🤖 AI Summary
To address the challenge of safe bipedal locomotion on elevation-uncertain terrain, this paper proposes a probabilistic safety-aware motion planning and control framework integrating confidence-aware prediction with contraction analysis. Methodologically, terrain elevation is modeled via Gaussian process regression, and calibrated confidence intervals are generated using conformal prediction. Leveraging a simplified linear inverted pendulum model, the framework combines model predictive control with contraction theory to synthesize verifiably safe tube-based trajectories; a contraction-driven flywheel torque control law is further designed to stabilize angular momentum. The key contribution is the first simultaneous provision—under terrain uncertainty—of probabilistic safety guarantees (with user-specified confidence level) and target reachability assurance. Simulation results on the Digit robot in MuJoCo demonstrate that, at a given confidence level, the approach significantly improves center-of-mass trajectory convergence and robustness over obstacles.
📝 Abstract
We address the challenge of enabling bipedal robots to traverse rough terrain by developing probabilistically safe planning and control strategies that ensure dynamic feasibility and centroidal robustness under terrain uncertainty.

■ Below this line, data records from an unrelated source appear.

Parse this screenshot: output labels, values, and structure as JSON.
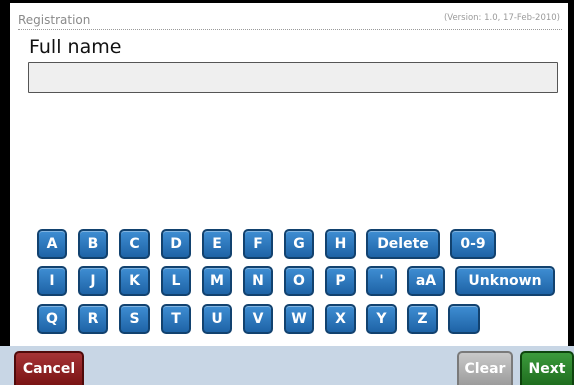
{
  "header": {
    "title": "Registration",
    "version": "(Version: 1.0, 17-Feb-2010)"
  },
  "field": {
    "label": "Full name",
    "value": ""
  },
  "keyboard": {
    "row1": [
      "A",
      "B",
      "C",
      "D",
      "E",
      "F",
      "G",
      "H",
      "Delete",
      "0-9"
    ],
    "row2": [
      "I",
      "J",
      "K",
      "L",
      "M",
      "N",
      "O",
      "P",
      "'",
      "aA",
      "Unknown"
    ],
    "row3": [
      "Q",
      "R",
      "S",
      "T",
      "U",
      "V",
      "W",
      "X",
      "Y",
      "Z",
      ""
    ]
  },
  "buttons": {
    "cancel": "Cancel",
    "clear": "Clear",
    "next": "Next"
  },
  "colors": {
    "key": "#2a74bb",
    "cancel": "#8e2224",
    "clear": "#b0b0b0",
    "next": "#2a842a",
    "bottom_bar": "#c8d6e5"
  }
}
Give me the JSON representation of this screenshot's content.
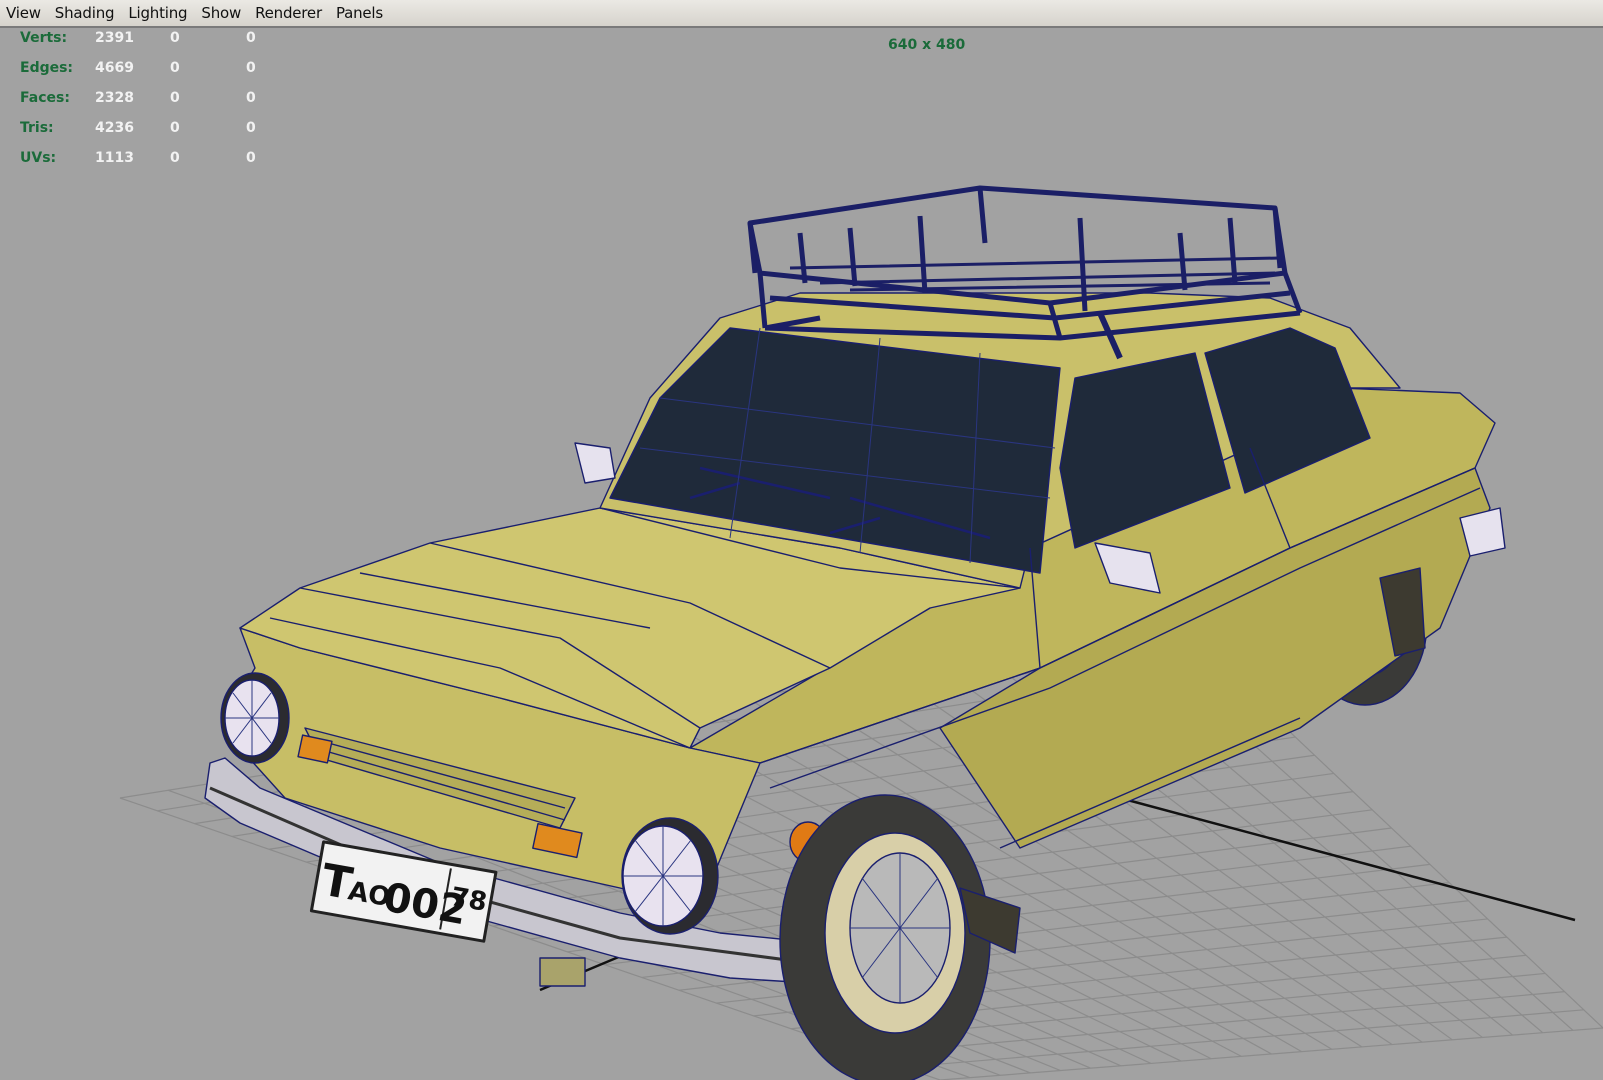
{
  "menu": {
    "items": [
      "View",
      "Shading",
      "Lighting",
      "Show",
      "Renderer",
      "Panels"
    ]
  },
  "hud": {
    "rows": [
      {
        "label": "Verts:",
        "values": [
          "2391",
          "0",
          "0"
        ]
      },
      {
        "label": "Edges:",
        "values": [
          "4669",
          "0",
          "0"
        ]
      },
      {
        "label": "Faces:",
        "values": [
          "2328",
          "0",
          "0"
        ]
      },
      {
        "label": "Tris:",
        "values": [
          "4236",
          "0",
          "0"
        ]
      },
      {
        "label": "UVs:",
        "values": [
          "1113",
          "0",
          "0"
        ]
      }
    ],
    "resolution": "640 x 480"
  },
  "plate": {
    "letter": "T",
    "series": "AO",
    "number": "002",
    "region": "78"
  },
  "colors": {
    "viewport_bg": "#a2a2a2",
    "car_body": "#c9c06a",
    "wireframe": "#1a1f6e",
    "window_glass": "#1f2a3a",
    "hud_label": "#1b6b3a"
  }
}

Specifically, we propose a high-level Model Predictive Control (MPC) navigation framework for a bipedal robot with a specified confidence level of safety that (i) enables safe traversal toward a desired goal location across a terrain map with uncertain elevations, and (ii) formally incorporates uncertainty bounds into the centroidal dynamics of locomotion control. To model the rough terrain, we employ Gaussian Process (GP) regression to estimate elevation maps and leverage Conformal Prediction (CP) to construct calibrated confidence intervals that capture the true terrain elevation. Building on this, we formulate contraction-based reachable tubes that explicitly account for terrain uncertainty, ensuring state convergence and tube invariance. In addition, we introduce a contraction-based flywheel torque control law for the reduced-order Linear Inverted Pendulum Model (LIPM), which stabilizes the angular momentum about the center-of-mass (CoM). This formulation provides both probabilistic safety and goal reachability guarantees. For a given confidence level, we establish the forward invariance of the proposed torque control law by demonstrating exponential stabilization of the actual CoM phase-space trajectory and the desired trajectory prescribed by the high-level planner. Finally, we evaluate the effectiveness of our planning framework through physics-based simulations of the Digit bipedal robot in MuJoCo.